Patterns of fMRI activity dissociate overlapping functional brain areas that respond to biological motion

A swaying tree and a moving person activate distinctive areas of the brain's visual cortex, since recognizing people is essential for social interaction. So, an important question in exploring the visual system is how the visual cortex manages such specific recognition of "biological motion."

In an article in the March 16, 2006, issue of Neuron, Marius Peelen and colleagues at the University of Wales, Bangor have used detailed functional magnetic resonance (fMRI) imaging of human volunteers to shed new light on this process. The widely used analytical technique of fMRI employs harmless magnetic fields and radio waves to measure blood flow in brain regions, which reflects brain activity in their region.

In their experiments, the researchers found that in detecting biological motion the visual cortex not only uses a specific region known to detect motion of other people, but engages areas that respond to the static human form as well.

The researchers designed their experiments to give subjects information only on biological motion and not on a human form. Specifically, they scanned the subjects' brains while showing them only "point-light" animation of human movement such as jumping or throwing. These animations consist only of a small number of white dots on a black background, not portraying skin, clothes, or other specific features of a human in action.

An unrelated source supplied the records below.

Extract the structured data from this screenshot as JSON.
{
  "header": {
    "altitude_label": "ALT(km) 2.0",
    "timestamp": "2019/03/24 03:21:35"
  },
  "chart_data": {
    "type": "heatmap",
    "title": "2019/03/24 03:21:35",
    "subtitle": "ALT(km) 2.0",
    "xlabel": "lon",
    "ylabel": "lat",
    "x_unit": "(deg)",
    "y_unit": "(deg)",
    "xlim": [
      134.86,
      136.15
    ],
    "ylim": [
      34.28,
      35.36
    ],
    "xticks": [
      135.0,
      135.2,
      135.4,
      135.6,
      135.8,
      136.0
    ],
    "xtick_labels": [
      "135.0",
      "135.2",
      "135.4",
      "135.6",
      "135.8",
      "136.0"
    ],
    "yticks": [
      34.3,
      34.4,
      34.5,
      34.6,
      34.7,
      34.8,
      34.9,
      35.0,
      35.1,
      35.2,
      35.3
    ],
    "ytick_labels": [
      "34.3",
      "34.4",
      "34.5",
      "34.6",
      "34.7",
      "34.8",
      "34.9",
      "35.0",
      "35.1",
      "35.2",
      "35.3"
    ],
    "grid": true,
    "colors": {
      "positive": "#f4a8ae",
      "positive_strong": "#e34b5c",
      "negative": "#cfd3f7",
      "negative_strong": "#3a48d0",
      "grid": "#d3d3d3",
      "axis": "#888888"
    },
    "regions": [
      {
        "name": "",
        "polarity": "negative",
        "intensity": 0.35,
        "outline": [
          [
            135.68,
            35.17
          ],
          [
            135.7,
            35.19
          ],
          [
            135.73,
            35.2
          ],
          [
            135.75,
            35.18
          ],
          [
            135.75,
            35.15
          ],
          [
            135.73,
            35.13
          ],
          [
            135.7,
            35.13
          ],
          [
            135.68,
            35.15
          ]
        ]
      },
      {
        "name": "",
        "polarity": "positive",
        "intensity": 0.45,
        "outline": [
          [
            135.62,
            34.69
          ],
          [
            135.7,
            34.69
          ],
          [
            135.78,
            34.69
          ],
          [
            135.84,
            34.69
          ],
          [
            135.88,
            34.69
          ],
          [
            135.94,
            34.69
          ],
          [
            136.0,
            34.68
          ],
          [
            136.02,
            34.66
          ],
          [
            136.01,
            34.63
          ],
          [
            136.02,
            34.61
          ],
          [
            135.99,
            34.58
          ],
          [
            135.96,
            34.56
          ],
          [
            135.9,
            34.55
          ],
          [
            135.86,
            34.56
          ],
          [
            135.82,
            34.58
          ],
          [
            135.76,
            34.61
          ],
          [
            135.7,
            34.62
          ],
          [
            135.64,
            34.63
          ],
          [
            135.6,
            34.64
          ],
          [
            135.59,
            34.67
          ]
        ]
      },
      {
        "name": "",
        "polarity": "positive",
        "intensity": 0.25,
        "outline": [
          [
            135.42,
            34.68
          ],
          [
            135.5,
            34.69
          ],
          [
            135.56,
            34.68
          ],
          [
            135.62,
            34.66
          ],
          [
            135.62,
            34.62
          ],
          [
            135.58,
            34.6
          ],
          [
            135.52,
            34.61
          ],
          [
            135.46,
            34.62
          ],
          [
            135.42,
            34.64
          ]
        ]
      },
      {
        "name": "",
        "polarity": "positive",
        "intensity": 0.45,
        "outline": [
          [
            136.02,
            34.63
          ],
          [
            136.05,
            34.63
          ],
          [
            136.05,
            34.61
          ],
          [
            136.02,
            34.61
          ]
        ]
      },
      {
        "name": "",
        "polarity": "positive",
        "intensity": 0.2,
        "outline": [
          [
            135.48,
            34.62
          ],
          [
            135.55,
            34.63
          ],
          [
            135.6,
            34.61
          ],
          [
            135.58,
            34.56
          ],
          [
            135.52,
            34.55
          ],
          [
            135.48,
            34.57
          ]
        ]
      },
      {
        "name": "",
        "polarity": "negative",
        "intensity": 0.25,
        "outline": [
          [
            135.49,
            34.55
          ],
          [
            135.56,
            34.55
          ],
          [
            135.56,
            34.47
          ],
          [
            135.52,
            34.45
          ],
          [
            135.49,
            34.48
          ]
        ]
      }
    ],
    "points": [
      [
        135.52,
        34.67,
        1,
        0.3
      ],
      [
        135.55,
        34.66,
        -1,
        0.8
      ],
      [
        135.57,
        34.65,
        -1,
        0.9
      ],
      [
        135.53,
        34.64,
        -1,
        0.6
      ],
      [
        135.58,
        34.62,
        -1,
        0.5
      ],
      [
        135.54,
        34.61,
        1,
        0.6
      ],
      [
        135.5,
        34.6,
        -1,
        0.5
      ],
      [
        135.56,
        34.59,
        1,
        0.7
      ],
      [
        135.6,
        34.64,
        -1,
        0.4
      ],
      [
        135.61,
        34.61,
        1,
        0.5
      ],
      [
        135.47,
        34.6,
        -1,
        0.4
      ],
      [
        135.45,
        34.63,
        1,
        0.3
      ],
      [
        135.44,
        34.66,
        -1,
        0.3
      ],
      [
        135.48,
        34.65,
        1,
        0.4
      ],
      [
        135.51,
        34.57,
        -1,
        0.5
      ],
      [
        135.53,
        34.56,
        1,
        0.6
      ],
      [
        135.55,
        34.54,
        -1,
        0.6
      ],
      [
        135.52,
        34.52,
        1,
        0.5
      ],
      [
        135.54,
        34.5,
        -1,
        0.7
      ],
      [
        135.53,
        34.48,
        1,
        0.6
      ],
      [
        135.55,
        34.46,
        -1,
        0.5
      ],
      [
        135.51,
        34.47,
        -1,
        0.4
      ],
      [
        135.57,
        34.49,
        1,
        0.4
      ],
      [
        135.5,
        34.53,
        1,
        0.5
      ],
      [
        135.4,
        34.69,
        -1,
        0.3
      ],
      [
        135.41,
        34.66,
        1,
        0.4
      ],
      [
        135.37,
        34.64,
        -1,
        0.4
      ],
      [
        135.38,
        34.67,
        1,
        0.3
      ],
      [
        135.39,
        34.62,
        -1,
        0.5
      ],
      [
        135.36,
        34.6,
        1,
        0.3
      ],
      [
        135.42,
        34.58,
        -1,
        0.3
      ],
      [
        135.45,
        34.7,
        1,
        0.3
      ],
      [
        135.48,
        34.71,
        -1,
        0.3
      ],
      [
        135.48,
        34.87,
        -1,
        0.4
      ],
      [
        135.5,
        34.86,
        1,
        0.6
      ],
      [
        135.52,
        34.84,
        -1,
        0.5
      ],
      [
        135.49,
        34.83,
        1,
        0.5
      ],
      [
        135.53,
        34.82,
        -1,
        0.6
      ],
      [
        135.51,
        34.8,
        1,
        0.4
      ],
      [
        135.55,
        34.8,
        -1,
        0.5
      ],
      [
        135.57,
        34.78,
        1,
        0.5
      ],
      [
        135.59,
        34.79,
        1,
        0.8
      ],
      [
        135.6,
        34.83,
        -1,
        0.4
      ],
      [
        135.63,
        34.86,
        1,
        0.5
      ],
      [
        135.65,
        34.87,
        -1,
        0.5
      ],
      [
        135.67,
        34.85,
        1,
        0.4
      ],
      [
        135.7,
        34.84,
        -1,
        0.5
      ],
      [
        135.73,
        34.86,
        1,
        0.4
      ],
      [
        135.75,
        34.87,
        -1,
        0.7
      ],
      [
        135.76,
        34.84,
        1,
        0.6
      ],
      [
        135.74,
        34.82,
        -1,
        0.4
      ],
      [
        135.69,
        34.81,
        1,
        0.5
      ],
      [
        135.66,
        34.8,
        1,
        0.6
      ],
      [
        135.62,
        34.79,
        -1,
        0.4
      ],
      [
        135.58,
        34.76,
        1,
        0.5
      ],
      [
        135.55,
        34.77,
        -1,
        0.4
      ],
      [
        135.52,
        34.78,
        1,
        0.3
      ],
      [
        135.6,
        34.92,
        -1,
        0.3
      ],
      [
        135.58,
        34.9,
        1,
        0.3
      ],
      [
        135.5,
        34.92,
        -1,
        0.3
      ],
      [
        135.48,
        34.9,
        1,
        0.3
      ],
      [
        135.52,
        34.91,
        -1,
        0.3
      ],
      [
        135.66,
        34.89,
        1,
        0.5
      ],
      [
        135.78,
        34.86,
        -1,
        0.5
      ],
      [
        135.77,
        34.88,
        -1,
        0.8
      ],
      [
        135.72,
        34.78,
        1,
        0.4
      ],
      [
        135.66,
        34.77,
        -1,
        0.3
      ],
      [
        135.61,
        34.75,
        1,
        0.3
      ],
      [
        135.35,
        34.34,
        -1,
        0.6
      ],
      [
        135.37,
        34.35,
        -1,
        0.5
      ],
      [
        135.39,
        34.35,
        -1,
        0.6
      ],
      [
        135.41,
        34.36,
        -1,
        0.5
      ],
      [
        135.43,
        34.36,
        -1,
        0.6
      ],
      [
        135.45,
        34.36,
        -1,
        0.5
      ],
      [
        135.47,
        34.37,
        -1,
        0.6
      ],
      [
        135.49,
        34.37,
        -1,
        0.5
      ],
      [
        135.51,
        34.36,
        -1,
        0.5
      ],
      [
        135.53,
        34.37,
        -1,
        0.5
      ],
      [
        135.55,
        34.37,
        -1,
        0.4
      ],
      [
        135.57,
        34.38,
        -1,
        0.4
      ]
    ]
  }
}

As a control, to separate effects of viewing motion in general, the researchers also showed the subject scrambled dots making the same motion, but not organized to create an illusion of a human in motion. The researchers also established the "body-selective" regions involved in recognizing the human form by showing subjects images of human faces and human bodies. And they mapped the region responsible for detecting motion in general by showing the subjects abstract oscillating patterns of rings.

Detailed analyses of the brain regions activated by the patterns revealed that the animations did activate the brain region responsible for detecting biological motion.

But importantly, the researchers also reported that "Our results show that visual areas involved in analyzing the form of the human body . . . are selectively activated by sparse movement patterns that induce the percept of a person performing an action." They also found that overlapping regions could nevertheless be responsible for distinctive components of the process.

"This work significantly clarifies our emerging picture of how the human brain makes sense of the appearance and actions of other individuals," concluded the researchers.

"We believe this approach will prove useful both in further studies on the neural basis of 'social vision' and more generally in studies of other regions where multiple functional areas occupy overlapping cortical territory," they wrote.